Ponoc najlepiej jest gdy będziesz wracała ze szpitala wyprowadzic psa z domu i wprowadzic do niego kiedy już dziecko będzie w domku.Tak by pies nie witał gościa w domu,a gośc witał psa.
Zanieśc do domu ze szpitala pieluszkę pachnącą dzieckiem i dac do obwąchania zwierzęciu.
Nie wyganiac psa z pokoju gdzie jest maluszek,tylko bardzo dobrze pilnowac go by nic nie zrobił dziecku (nie skoczył do łóżeczka np).Nie piszesz jaka to rasa,bo chyba rasa rasie nie równa.
Co innego doberman a co innego chihuahua.
To tylko sucha teoria,ale pielucha ze szpitala poszła do domu.I nie wyganiam zwierząt z pokoju gdzie spędza czas maluszek,a jest to pokój dzienny.
Ja mam shih tzu i kotkę.
Kotka nie zwraca uwagi na dziecko,ot lubi sobie czasem w jego łóżeczku poleżec,ale jest zganiana z niego.
Pies?

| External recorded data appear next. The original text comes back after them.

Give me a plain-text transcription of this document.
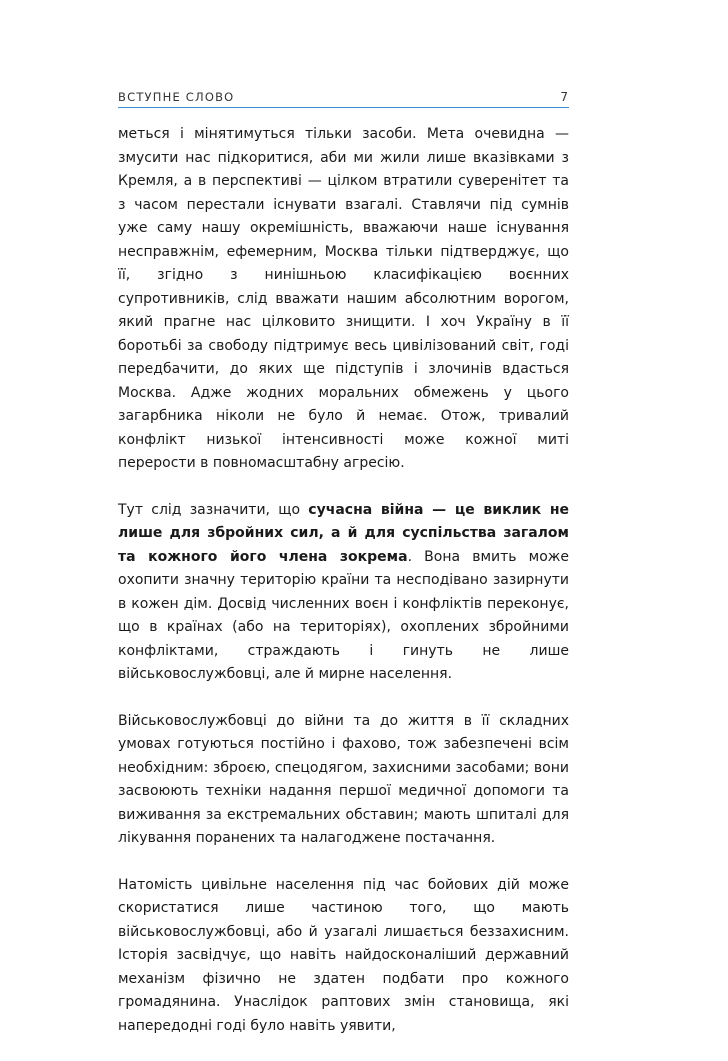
ВСТУПНЕ СЛОВО	7

меться і мінятимуться тільки засоби. Мета очевидна — змусити нас підкоритися, аби ми жили лише вказівками з Кремля, а в перспективі — цілком втратили суверенітет та з часом перестали існувати взагалі. Ставлячи під сумнів уже саму нашу окремішність, вважаючи наше існування несправжнім, ефемерним, Москва тільки підтверджує, що її, згідно з нинішньою класифікацією воєнних супротивників, слід вважати нашим абсолютним ворогом, який прагне нас цілковито знищити. І хоч Україну в її боротьбі за свободу підтримує весь цивілізований світ, годі передбачити, до яких ще підступів і злочинів вдасться Москва. Адже жодних моральних обмежень у цього загарбника ніколи не було й немає. Отож, тривалий конфлікт низької інтенсивності може кожної миті перерости в повномасштабну агресію.

Тут слід зазначити, що сучасна війна — це виклик не лише для збройних сил, а й для суспільства загалом та кожного його члена зокрема. Вона вмить може охопити значну територію країни та несподівано зазирнути в кожен дім. Досвід численних воєн і конфліктів переконує, що в країнах (або на територіях), охоплених збройними конфліктами, страждають і гинуть не лише військовослужбовці, але й мирне населення.

Військовослужбовці до війни та до життя в її складних умовах готуються постійно і фахово, тож забезпечені всім необхідним: зброєю, спецодягом, захисними засобами; вони засвоюють техніки надання першої медичної допомоги та виживання за екстремальних обставин; мають шпиталі для лікування поранених та налагоджене постачання.

Натомість цивільне населення під час бойових дій може скористатися лише частиною того, що мають військовослужбовці, або й узагалі лишається беззахисним. Історія засвідчує, що навіть найдосконаліший державний механізм фізично не здатен подбати про кожного громадянина. Унаслідок раптових змін становища, які напередодні годі було навіть уявити,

Pies to taki pieszczoch,że szok.Jak na razie nie zwraca również uwagi na dziecko,a jak młody leży na macie to podejdzie,obwącha i pójdzie dalej.Sądzę,że dopiero wojny przede mną,kiedy dziecko zrobi się mobilne i nie będzie zmiłuj się dla kota czy też psa.